すっかり滑れるようになった翼と春馬と杏樹とローラーブレードのリンク内で鬼ごっこしようってことになって、じゃんけんで負けて鬼になった翼に追いかけられながら、そんなことを考えて、私の気分は絶好調だった。
久しぶりにやるローラーブレードは楽しいし、翼ともなんだか上手くやれてる感じだし、今日はここ最近不安定だった心が穏やかでちゃんと親友として春馬と杏樹に接して、楽しすぎて。だけど。
そんなふわふわの楽しい気分は、目の前の光景でガラガラと音を立てて崩れ落ちていく。
ローラーブレードのリンク内は私たち以外にはほとんどいなくて空いていたこともあって、かなりスピード出して滑っていたのでけど、無意識に、私はきゅっとブレーキをかけていた。
ちょうどリンクの入り口から一番奥側で、杏樹がバランスを崩して転んだところを春馬が助けていて、私はぎゅっと下唇をかみしめた。

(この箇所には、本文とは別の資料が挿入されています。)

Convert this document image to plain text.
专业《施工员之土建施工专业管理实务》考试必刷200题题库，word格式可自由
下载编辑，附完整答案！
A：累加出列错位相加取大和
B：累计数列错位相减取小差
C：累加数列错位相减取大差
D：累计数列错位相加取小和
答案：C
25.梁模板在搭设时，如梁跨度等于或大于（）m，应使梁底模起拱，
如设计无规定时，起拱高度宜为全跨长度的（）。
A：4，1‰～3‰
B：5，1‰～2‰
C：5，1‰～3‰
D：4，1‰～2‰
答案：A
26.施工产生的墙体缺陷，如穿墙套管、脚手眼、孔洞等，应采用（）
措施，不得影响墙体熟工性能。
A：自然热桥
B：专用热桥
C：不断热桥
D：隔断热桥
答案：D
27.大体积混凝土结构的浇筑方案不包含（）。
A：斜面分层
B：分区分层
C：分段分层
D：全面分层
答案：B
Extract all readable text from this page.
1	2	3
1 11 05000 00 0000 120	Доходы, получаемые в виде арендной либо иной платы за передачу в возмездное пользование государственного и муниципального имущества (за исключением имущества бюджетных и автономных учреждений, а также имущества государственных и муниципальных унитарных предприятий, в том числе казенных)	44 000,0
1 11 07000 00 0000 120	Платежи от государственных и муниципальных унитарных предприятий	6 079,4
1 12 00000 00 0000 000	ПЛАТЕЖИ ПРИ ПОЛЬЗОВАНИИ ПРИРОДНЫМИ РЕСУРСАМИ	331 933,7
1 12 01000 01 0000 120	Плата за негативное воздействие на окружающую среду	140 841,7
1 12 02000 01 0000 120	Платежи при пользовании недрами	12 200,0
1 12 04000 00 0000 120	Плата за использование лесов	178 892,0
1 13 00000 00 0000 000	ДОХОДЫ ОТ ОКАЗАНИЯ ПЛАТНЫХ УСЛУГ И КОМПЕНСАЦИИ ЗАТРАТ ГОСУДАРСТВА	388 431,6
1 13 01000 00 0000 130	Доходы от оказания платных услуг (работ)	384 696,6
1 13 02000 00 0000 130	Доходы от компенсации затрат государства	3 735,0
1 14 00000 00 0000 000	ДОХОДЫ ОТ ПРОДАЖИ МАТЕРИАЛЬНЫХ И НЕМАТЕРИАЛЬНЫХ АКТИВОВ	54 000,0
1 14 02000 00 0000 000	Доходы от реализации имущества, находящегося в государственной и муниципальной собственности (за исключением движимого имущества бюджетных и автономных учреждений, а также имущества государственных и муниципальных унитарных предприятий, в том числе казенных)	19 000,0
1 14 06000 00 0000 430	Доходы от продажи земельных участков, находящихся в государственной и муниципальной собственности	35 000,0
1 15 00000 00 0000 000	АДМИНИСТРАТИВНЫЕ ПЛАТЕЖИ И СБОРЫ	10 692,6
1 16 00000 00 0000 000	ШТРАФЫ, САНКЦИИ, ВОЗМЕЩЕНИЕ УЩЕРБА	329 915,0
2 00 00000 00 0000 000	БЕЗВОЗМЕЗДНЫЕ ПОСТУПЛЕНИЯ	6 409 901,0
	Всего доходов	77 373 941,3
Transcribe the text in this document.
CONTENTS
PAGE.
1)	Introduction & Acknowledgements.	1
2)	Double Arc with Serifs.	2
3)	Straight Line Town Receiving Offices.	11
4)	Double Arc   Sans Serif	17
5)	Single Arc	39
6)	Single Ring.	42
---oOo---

心みださずにちゃんと親友できていたのに、春馬と杏樹がリンクに座り込んで、頬が触れそうな距離で見つめ合って笑っているのを見て、胸が苦しくなる。まるで鷲づかみされたような息苦しさに、呼吸することも忘れて、目の奥からなにか暑くて苦しいものがこみあげてくる。
見たくない、その気持ちと。
これが現実なんだから受け止めなきゃ、っていう気持ちと。
ぐるぐると渦巻く気持ちが自分でもよくわからなくて、目の端に浮かんできたなにかがぽろっとこぼれそうになった時、私の視界が閉ざされた。